There are many reasons why people don’t keep their New Year’s resolutions.
They don’t have a plan or system in place to make it happen. Or they aren’t getting any support or accountability. But many times the problem is that achieving the goal wouldn’t really make a profound impact on one’s day-to-day life. A good resolution is one that, if achieved, would make a big difference. For example, if you have no concrete plans to visit Italy, no Italian friends or particular interest in reading Italian literature in its native tongue, it is going to be very hard to stay motivated to hit the Rosetta Stone tapes often enough to become proficient. In contrast, if you are someone who struggles with anxiety, making, and keeping, the following resolutions will have a big impact: Take control of your focus and attention by controlling your time on-screen.
Research is continuing to pour out showing what many of us already strongly suspected: Being tied to our devices, and essentially mainlining email, social media content, and the news, is hurting our relationships, diminishing our quality of sleep, and cratering our moods. Think of a time you had to go without your cell phone, tablet or computer. How did it affect your mood? What did that do to your ability to focus? Did it make a difference in your ability to connect with the people you were with? For the vast majority of people the answers are yes, yes, and yes — all improved. These factors all have a profound influence on your anxiety.
These devices, as well as the information highways that exist on them, were created to capture our focus and direct our attention in such a way that our attention can be monetized. Improved communication and the democratization of information are secondary, at best. When we consider that the average American freely gives away this precious commodity for 10 hours each day, this feels a little disturbing.
The answer is not as simple as permanently disconnecting. A friend recently lost her cell phone while traveling and, after an initial panic, was ecstatic to be free from the obligations to be constantly reachable, needing react to calls, texts, and posts. After initially declaring that she was never going to replace the phone, she found herself lugging around an iPad to respond to texts, attending a 90 minute long curriculum meeting in a classroom that neither of her children have ever set foot in because she had missed the correction email, and dealing with a very disgruntled husband who was now the sole contact for the family.
Instead try this: Buy an alarm clock, a watch, and a camera.
One of the main problems, and genius of, the smart phone is its endless functionality. Many people check their phones first thing in the morning, right after they turn off their alarm. This is the equivalent of an alcoholic keeping a bottle of Jack Daniels on the nightstand. Bad idea. Use an alarm clock. Take the time to do a little research and find one you like. I hate waking up to a blaring alarm or static-filled radio station, so I found an alarm clock the lights up gradually for 30 minutes before the alarm, birs softly chirping, goes off. Who new?

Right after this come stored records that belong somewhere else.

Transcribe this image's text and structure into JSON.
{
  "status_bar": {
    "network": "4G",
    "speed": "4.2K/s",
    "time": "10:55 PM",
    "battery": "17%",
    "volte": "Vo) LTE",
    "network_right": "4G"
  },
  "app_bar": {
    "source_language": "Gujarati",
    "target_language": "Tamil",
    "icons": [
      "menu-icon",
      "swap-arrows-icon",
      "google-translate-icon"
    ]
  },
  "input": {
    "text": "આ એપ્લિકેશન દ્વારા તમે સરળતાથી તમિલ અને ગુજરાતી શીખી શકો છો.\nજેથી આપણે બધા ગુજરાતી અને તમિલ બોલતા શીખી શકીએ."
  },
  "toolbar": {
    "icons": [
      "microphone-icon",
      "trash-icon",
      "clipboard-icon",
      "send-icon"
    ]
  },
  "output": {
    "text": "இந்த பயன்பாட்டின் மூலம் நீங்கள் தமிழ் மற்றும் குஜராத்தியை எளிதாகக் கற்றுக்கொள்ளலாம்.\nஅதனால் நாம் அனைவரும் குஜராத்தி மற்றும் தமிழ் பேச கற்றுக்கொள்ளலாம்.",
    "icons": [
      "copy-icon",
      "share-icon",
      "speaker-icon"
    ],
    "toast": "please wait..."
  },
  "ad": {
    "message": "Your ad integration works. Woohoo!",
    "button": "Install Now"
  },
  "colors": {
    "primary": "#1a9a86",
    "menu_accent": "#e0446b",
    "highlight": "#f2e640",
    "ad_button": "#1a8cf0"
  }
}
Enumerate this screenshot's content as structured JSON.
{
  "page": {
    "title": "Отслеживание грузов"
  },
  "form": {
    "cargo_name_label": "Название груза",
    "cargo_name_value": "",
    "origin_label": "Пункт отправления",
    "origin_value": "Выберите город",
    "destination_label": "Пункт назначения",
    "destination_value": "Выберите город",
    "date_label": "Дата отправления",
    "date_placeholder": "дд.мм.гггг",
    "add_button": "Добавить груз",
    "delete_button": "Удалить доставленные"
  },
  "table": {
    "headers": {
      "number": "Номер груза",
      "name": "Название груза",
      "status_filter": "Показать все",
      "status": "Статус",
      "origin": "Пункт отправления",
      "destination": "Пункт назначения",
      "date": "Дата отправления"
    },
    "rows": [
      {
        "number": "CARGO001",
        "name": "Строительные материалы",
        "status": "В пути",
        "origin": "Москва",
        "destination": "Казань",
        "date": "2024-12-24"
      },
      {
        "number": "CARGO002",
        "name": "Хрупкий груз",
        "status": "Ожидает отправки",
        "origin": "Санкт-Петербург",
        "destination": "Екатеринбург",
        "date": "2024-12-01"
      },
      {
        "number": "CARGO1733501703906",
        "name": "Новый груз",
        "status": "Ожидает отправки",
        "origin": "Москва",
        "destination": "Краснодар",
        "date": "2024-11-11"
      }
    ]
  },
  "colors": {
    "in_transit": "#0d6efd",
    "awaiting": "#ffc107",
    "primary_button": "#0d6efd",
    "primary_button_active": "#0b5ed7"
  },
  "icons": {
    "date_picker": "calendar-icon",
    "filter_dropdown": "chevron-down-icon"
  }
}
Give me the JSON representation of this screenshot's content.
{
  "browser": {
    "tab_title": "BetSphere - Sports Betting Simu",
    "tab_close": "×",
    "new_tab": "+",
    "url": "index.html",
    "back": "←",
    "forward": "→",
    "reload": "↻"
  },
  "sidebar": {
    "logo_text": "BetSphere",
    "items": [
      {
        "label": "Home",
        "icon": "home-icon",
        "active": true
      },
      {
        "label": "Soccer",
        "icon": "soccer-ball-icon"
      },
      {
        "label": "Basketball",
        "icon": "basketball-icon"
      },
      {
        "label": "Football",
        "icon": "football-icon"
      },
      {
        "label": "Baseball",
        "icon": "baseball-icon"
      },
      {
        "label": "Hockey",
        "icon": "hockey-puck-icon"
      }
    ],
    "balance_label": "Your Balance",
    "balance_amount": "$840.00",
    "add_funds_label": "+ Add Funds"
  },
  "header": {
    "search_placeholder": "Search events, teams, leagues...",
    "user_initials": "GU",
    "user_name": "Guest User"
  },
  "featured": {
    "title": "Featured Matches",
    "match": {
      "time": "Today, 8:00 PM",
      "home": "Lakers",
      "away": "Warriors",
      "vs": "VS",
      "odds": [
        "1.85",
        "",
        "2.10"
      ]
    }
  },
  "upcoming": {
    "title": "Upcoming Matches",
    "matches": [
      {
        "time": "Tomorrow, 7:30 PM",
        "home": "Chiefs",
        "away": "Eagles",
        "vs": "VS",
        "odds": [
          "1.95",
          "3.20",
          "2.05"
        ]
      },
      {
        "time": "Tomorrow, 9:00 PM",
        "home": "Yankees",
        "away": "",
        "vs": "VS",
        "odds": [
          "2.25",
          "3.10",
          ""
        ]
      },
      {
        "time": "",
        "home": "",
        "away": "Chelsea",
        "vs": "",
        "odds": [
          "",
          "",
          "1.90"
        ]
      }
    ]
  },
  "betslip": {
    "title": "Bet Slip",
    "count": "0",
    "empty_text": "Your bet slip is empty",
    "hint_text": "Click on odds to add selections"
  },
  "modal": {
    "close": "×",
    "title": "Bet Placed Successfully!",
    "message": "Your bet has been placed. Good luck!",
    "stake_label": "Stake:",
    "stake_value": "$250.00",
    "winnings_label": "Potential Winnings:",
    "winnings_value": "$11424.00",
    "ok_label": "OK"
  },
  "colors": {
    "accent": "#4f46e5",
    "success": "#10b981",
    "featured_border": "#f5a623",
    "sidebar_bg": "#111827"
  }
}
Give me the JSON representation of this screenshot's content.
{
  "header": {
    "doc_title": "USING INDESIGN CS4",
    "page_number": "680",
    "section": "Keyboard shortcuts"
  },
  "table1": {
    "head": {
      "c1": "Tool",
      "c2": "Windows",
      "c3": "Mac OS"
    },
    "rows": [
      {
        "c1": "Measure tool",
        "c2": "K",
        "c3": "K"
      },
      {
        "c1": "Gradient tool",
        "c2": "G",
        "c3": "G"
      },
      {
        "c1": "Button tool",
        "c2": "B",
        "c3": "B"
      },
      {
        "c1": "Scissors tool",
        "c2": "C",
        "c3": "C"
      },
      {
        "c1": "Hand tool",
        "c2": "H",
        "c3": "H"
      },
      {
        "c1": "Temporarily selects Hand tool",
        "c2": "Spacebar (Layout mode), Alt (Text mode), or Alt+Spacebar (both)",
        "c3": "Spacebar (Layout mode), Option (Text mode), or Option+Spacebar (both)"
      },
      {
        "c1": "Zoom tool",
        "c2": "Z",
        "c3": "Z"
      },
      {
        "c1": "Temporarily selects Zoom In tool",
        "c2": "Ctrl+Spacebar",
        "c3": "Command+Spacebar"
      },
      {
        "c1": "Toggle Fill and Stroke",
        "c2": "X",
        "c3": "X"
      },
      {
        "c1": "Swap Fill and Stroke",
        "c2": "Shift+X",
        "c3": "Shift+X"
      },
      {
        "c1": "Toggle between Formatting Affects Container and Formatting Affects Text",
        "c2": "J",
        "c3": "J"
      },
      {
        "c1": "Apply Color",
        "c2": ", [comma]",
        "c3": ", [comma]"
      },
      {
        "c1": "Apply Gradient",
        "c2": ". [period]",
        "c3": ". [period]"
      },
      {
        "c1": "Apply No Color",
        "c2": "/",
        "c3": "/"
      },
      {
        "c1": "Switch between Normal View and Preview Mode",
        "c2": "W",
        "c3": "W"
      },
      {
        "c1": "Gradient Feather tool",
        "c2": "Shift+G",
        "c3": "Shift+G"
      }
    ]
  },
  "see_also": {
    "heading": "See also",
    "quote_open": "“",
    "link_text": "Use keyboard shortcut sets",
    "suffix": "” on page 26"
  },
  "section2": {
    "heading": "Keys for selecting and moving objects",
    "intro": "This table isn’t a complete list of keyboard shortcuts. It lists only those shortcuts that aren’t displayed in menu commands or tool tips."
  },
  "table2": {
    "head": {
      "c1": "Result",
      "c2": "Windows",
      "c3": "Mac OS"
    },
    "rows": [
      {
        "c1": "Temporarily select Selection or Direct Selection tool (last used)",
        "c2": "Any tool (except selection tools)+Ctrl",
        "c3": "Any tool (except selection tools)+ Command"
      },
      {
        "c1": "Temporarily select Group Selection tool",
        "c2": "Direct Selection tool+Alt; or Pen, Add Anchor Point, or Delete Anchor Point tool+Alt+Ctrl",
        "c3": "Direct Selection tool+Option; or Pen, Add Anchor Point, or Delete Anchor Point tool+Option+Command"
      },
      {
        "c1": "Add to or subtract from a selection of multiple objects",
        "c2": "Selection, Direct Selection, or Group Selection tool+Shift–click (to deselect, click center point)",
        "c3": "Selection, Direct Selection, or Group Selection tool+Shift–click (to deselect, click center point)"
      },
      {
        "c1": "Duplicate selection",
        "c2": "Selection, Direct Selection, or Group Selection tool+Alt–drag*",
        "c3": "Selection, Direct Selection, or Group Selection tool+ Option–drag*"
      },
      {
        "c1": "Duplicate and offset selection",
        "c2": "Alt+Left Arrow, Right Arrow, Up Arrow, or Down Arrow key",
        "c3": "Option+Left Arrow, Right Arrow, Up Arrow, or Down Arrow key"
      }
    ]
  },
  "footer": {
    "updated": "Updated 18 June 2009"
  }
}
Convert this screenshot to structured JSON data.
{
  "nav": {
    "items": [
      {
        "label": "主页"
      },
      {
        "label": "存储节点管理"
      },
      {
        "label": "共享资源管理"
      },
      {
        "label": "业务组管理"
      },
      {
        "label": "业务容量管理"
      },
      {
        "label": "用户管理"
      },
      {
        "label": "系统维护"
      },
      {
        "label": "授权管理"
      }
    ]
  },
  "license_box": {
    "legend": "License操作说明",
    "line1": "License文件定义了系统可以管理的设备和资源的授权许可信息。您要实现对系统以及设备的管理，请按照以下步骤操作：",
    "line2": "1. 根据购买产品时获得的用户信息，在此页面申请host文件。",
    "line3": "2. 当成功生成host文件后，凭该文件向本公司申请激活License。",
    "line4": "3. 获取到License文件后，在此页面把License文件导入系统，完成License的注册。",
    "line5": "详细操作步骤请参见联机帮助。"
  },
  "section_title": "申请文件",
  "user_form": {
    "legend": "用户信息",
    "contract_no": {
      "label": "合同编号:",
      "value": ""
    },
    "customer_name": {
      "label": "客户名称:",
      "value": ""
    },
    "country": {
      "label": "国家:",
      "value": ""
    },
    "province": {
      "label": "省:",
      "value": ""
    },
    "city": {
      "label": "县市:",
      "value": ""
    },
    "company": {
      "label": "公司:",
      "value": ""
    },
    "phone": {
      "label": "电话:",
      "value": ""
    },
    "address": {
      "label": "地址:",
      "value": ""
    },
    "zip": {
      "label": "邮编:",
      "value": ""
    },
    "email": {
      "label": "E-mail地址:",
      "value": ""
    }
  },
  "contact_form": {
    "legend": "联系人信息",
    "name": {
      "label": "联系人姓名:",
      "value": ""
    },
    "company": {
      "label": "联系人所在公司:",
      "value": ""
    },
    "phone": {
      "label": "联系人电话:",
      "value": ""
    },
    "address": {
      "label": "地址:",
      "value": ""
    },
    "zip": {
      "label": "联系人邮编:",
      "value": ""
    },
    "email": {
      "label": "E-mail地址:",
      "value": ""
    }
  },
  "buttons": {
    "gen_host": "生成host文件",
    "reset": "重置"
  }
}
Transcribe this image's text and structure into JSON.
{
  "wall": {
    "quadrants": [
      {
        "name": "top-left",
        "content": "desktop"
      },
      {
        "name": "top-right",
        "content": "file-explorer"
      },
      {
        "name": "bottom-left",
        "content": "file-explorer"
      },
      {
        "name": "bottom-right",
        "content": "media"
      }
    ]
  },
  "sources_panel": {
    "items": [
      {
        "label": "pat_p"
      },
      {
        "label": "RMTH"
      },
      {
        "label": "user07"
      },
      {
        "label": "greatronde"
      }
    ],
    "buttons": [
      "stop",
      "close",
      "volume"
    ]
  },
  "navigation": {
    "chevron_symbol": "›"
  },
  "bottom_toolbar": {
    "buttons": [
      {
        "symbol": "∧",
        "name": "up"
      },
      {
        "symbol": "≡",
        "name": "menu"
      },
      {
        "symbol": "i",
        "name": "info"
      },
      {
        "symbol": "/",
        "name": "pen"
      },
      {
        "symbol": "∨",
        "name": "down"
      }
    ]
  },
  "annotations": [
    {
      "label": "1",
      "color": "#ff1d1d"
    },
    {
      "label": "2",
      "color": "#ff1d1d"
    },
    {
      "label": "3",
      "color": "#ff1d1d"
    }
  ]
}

The addiction continues throughout the day because many of us check the time on our phones, which leads to noticing an Instagram notification, checking email, reading through texts, etc. The little dopamine hit we receive every time we check our phone and something pops up seems to take the edge off a bit, but in fact, our anxiety accumulates as we force our brains to toggle back and forth between on-line and off-line lives.
Finally, when are you typically taking pictures? Probably when you are having connected moments with people you love, you see something really beautiful, or you want to remember something. Your son takes his first steps, you grab the phone to take a picture, and…you notice a text notification from your boss. You try to ignore the text because this is a MOMENT, but now you’re worried about your boss. Get a camera. Stay in the moment. Leave your phone at home when possible.
Smart phones, tablets and computers are amazing. I have and use them all. But they are highly addictive substances that need to be managed in order to live a productive, meaningful, engaged life. There are additional things you can do — definitely turn off notifications, and every person I know who values deep thinking and productivity makes liberal use of “airplane mode.” But have an alarm clock, a watch and a camera changes your environment in a way that supports your goal. Ultimately, not having your phone in your hand or on your person will make a much bigger impact than simply telling yourself not to check your phone so much.
Some of the greatest minds of our generation have devoted their lives to making these devices addictive. Don’t waste your willpower trying to resist them all day. Think of your new alarm clock, watch and camera as barriers protecting your relationships, your mood, and your focus.